Article de Mohammed Dib paru dans Droit et Liberté, n° 126 (230), septembre 1953, p. 2

LE moindre élan du cœur, chez les Algériens dits (ici) européens, est rabattu par l’idée qu’il pourrait aller à un homme ou à une femme, qui ne sont qu’indigènes. Le voilà, le racisme : il empoisonne le cœur et le vide, comme le ver le cœur du fruit. Je ne parle pas de tout ce qui est officiel, qui représente la codification rationnelle et étendue à toutes les branches, du racisme. Ainsi sont appauvris dans leurs sentiments, de simples gens, qui ne demandent qu’à laisser parler leur cœur.

C’est ainsi que le racisme repose sur des privilèges, matériels et moraux. Ces privilèges eux-mêmes reposent sur tout un édifice d’abus, où l’inégalité est de rigueur. Ces abus s’appellent : oppression de tout un peuple, spoliation à l’échelle d’un pays, exploitation et répression.

Toute l’horreur qu’englobe le mot colonialisme.
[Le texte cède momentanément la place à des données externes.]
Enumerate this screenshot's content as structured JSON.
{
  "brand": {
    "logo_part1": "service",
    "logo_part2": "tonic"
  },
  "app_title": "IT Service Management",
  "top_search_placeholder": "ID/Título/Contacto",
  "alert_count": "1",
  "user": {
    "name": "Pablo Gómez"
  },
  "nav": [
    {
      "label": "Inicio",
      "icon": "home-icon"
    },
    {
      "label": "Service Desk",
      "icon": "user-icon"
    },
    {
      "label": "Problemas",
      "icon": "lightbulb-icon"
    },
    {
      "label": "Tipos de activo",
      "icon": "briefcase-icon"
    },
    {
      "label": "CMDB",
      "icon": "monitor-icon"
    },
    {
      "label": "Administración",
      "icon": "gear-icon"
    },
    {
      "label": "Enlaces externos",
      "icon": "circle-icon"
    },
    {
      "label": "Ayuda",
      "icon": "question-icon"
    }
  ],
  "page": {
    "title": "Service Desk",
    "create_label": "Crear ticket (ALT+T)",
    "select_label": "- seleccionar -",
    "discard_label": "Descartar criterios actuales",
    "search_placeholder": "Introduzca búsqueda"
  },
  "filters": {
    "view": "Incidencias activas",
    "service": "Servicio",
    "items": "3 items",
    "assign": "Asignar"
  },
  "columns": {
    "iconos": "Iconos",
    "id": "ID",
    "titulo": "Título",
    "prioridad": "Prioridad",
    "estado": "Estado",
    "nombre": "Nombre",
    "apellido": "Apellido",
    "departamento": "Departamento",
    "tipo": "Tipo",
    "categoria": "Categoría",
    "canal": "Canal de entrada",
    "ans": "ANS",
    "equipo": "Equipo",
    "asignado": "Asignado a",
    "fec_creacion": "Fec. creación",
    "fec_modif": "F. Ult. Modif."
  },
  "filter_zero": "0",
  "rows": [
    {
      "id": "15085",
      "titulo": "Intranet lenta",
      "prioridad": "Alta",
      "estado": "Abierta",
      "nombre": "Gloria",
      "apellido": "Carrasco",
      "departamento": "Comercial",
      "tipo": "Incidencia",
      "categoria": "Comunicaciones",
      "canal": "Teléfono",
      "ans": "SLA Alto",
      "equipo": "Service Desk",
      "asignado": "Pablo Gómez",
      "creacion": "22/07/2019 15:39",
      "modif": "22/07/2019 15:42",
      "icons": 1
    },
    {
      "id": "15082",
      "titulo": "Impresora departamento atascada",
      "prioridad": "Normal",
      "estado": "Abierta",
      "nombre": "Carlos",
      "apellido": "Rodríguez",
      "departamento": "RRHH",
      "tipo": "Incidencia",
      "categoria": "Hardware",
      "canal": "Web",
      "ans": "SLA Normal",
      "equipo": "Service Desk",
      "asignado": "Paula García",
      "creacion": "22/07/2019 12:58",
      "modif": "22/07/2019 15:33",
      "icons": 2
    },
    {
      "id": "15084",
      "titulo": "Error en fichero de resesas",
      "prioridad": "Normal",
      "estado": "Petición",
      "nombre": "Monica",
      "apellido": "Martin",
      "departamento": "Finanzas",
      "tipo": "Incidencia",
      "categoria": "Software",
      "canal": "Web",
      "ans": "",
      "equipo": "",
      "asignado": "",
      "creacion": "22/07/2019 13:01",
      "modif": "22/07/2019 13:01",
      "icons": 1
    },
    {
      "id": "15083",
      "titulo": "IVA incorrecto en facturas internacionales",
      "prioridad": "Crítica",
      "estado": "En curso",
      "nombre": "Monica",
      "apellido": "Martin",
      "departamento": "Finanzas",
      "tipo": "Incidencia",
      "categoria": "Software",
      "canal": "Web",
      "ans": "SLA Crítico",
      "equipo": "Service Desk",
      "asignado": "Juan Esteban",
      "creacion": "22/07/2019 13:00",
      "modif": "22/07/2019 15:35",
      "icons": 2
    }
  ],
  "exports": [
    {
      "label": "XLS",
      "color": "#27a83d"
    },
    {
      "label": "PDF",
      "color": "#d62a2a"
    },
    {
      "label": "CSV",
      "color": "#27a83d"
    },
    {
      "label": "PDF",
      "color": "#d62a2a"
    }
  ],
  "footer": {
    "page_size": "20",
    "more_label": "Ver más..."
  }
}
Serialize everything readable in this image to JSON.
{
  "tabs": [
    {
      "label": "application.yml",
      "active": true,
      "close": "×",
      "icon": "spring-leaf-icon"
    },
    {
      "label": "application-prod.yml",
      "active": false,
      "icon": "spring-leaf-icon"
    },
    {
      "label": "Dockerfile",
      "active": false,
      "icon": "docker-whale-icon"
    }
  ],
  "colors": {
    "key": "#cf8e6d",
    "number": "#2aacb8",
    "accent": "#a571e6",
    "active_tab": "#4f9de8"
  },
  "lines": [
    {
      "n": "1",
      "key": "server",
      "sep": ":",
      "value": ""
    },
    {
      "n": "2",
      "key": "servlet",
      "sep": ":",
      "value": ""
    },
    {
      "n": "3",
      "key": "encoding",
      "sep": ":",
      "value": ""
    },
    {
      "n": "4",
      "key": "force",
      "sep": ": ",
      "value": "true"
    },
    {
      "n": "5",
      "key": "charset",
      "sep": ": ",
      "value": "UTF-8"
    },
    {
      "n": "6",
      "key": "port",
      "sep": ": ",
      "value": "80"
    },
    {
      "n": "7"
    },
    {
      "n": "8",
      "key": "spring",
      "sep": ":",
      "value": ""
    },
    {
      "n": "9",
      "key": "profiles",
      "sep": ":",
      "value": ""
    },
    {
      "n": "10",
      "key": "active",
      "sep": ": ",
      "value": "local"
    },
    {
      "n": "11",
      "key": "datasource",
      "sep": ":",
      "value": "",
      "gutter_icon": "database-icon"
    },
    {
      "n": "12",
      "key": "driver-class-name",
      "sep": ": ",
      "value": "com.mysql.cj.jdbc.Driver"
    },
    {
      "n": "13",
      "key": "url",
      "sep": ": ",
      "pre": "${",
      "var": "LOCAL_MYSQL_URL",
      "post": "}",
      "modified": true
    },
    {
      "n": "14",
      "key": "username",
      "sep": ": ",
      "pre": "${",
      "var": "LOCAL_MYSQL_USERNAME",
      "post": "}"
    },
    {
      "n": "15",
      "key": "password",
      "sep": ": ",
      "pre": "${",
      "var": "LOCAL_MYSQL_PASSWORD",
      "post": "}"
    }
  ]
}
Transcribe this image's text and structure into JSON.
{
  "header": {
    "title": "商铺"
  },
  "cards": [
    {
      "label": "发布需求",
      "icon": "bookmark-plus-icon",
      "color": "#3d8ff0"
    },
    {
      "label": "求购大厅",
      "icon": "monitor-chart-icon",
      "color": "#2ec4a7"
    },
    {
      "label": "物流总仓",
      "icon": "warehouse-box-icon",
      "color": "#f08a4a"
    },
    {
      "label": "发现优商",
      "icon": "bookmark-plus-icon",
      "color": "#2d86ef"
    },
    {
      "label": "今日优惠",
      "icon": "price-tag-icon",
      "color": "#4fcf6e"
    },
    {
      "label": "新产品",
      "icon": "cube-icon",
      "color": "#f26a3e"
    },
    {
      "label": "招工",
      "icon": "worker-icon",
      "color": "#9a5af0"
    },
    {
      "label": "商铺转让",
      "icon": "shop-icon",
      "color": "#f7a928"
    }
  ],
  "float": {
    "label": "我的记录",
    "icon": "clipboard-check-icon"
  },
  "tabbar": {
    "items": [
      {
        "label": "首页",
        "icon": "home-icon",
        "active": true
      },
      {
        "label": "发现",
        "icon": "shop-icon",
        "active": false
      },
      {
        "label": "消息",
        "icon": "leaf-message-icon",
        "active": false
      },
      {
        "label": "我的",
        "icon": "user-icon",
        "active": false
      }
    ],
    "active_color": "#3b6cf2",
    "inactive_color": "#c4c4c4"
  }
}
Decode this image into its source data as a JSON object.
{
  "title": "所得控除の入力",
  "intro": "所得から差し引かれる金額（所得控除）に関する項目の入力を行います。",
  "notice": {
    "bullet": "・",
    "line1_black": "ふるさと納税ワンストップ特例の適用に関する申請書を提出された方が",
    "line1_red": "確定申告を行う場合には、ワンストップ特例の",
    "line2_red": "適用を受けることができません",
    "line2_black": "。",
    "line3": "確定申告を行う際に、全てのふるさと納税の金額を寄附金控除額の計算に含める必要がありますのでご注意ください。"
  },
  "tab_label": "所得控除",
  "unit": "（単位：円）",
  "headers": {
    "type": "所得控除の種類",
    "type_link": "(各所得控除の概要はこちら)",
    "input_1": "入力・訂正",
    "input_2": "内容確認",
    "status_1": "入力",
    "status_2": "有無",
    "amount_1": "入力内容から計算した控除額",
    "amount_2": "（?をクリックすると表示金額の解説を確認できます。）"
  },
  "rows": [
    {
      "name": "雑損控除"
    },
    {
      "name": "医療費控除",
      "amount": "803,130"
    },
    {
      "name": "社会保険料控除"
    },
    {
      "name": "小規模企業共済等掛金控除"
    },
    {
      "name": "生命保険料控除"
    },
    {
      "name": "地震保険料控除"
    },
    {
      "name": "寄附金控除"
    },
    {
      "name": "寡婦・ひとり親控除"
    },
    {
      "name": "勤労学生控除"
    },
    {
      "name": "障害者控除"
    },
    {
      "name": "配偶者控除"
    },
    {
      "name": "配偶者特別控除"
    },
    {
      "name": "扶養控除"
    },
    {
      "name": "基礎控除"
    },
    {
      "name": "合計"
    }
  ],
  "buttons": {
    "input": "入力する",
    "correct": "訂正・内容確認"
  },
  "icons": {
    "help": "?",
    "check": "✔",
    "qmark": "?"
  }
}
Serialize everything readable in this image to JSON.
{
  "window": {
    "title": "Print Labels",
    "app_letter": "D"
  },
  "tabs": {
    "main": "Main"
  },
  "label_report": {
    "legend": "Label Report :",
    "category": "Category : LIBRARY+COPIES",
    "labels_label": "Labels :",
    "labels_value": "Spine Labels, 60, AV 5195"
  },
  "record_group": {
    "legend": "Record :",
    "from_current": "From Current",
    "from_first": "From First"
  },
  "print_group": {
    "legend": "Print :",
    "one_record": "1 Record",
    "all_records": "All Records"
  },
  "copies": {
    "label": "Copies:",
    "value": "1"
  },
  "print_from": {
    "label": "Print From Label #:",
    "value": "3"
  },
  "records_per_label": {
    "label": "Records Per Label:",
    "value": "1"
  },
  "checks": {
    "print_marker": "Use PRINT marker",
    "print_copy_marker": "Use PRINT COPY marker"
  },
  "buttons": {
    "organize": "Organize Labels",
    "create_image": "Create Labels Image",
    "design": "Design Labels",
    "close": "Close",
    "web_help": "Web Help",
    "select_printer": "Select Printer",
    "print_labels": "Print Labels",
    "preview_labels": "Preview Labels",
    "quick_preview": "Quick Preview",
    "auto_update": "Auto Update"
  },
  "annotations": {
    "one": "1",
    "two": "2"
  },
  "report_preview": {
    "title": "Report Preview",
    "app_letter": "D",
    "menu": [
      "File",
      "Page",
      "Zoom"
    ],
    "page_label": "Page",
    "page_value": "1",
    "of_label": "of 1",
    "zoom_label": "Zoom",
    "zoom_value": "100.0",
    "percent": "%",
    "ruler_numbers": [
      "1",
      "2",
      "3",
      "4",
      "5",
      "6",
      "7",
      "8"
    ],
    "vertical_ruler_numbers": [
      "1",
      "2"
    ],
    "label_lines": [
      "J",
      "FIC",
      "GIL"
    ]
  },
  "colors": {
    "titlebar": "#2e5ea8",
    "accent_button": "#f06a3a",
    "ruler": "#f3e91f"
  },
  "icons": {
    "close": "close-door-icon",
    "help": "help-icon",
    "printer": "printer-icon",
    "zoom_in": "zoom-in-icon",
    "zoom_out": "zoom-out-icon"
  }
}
ON peut être animé de bons sentiments et être, sans l’avoir choisi, d’une société dont la structure même est déterminée par le colonialisme ; mais vous êtes pétris dans cette structure : le colonialisme est aussi une éthique et une éducation, qui impriment en vous un tour d’esprit tel qu’il en résulte à l’égard du peuple algérien, son passé, sa culture, etc … une incuriosité énorme, une incompréhension totale, – le mépris.

Et le cercle de fer inexorablement se referme. La société colonialiste constitue un monde clos sans devenir.

Certes, en fait de connaisseurs de passé et de culture, l’Algérie est dotée de distingués arabisants : mais on proscrit, par exemple, l’enseignement de l’arabe des écoles. En ce qui concerne ce passé et cette culture, et la civilisation arabe en général, ces doctes personnages passent sous silence ce qu’ils veulent et falsifient le reste. Ils ont tous des attaches avec le Gouvernement Général, et cela ne les surprend point.

De proche en proche le cercle se resserre.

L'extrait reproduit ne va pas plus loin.